Der Autor Röttgen sagt, dass er kein Buch über die Finanz- und Wirtschaftskrise schreiben wollte, sondern ein Buch über die Globalisierung des Finanz- und Wirtschaftsmarktes. Was diese Globalisierung bedeutet für die Politik. Ob es zum Beispiel gelingen kann, die immer noch heile CDU-Welt eines Ludwig Erhard im Zeitalter dieser Globalisierung fortzusetzen. Röttgens Grundthese: "Eine Gestaltung zum Guten ist möglich! Wir sind weder der Globalisierung ausgeliefert noch ohnmächtig. Die Zeitenwende der Globalisierung ist eine hochgradig politische Zeit. Es liegt an uns, was wir daraus machen."

Was das politisch konkret bedeutet, ist etwa nachzulesen in einem Kapitel mit der Überschrift "Auch die CDU muss wieder politischer werden". Notwenig sei ein neuer politischer Aufbruch, damit die Menschen wieder Vertrauen in die Politik zurück gewinnen. Er sehe an diesem Punkt seine CDU in einer besonderen Verpflichtung. Nämlich den, die Globalisierung zu gestalten - vorausgesetzt, dass sie diesen Auftrag überhaupt annehme.

Mahnung an Merkel

Das kann nicht anders gelesen werden als eine Mahnung an Angela Merkel. Zumal Röttgen bei der Interpretation des Buchs auch sagt: "Die defensive Beherrschung des Augenblicks genügt nicht." Notwendig sei, die Möglichkeiten der politischen Gestaltung auch zu nutzen. Tue die Politik dies nicht im Sinne eines strategischen Ansatzes, sei sie unfähig. Dann wolle sie nur noch die Macht.

Wie die Kanzlerin? Röttgens Antwort ist eindeutig: "Die Führungslast liegt bei der CDU." Also bei der CDU-Vorsitzenden. Sie müsse führende Kraft in diesem Prozess der Neugestaltung eines globalen Finanzmarkts werden. Von der SPD, die er eine grundsätzlich innerlich zerrissene Partei nennt, sei das nicht zu erwarten. Ebenso wenig von den Grünen, die noch keinen einzigen Beitrag zum Thema Globalisierung geleistet hätten. Und auch nicht von der FDP, die über den engen Horizont einer Steuerreform nicht hinauskomme. "Was ist das Ordnungsraster, um unser Land durch die Krise zu führen?", fragte Röttgen. Das war vor allem eine Frage an die Kanzlerin.

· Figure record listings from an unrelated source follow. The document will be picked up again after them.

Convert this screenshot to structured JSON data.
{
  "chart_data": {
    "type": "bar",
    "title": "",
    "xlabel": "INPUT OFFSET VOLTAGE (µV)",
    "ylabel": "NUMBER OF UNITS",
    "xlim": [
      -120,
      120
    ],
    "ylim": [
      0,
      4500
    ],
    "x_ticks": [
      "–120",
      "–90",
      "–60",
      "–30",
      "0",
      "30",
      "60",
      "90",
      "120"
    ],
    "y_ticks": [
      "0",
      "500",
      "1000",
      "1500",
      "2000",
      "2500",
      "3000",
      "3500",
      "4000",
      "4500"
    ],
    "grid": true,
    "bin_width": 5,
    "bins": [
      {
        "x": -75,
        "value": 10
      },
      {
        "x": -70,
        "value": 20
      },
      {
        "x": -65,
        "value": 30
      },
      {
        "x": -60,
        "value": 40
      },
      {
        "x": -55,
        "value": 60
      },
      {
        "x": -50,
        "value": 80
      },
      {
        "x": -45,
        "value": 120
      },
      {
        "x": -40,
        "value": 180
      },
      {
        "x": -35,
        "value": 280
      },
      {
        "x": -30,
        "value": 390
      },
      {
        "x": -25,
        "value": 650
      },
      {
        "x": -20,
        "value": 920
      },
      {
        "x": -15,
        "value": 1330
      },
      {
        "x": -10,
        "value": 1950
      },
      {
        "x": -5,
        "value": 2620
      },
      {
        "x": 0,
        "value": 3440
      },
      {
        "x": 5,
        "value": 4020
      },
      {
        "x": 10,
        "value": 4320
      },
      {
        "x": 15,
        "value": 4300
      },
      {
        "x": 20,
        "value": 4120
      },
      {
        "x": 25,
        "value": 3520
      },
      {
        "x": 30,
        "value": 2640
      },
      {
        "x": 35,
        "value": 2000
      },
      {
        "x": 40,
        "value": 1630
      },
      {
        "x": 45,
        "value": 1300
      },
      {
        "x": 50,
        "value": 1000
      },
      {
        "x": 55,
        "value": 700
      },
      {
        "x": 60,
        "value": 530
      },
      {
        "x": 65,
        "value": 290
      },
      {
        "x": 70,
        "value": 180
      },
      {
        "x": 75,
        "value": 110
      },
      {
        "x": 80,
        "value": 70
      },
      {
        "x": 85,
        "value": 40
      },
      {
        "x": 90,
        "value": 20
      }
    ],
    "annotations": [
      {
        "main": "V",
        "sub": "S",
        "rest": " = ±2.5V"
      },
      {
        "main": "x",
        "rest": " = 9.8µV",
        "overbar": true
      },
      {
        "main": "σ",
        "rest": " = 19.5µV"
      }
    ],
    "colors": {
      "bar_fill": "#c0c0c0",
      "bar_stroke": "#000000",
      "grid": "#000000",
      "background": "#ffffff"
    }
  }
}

Und er beantwortete sie eindeutig: "Nur zu sagen, wir hatten ja Ludwig Erhard, reicht nicht." Auf der CDU ruhe die Last der Bringschuld, den Weg aus der Krise zu zeigen.

Keine Hilfe für Opel

Der Schweiß stand dick auf der Stirne des Buchautors, als er sich konkreten Fragen zu seinem Thema stellen musste. Weshalb seine CDU Milliarden in die Rettung von Banken stecke? "Das muss der Staat tun, um den Markt zu erhalten." Und weshalb dann nicht auch in Opel und seine Arbeitsplätze? "Da geht es nicht um die Erhaltung des Marktes. Es geht um die Erhaltung eines Teilnehmers im Markt. Das ist nicht Aufgabe der Politik. Staatshilfen können nicht unternehmerische Fehler ausbügeln." Staatshilfe in der Form einer finanziellen Überbrückung sei nur denkbar, wenn ein Unternehmen Opfer der Kapitalmarktkrise sei. "Diese Bringschuld hat bisher noch kein Unternehmen erbracht", sagt Röttgen.

Also auch Opel nicht. Volker Kauder nickt zustimmend mit dem Kopf - er würde das Werk des Buchautors wohl eindeutig positiv besprechen.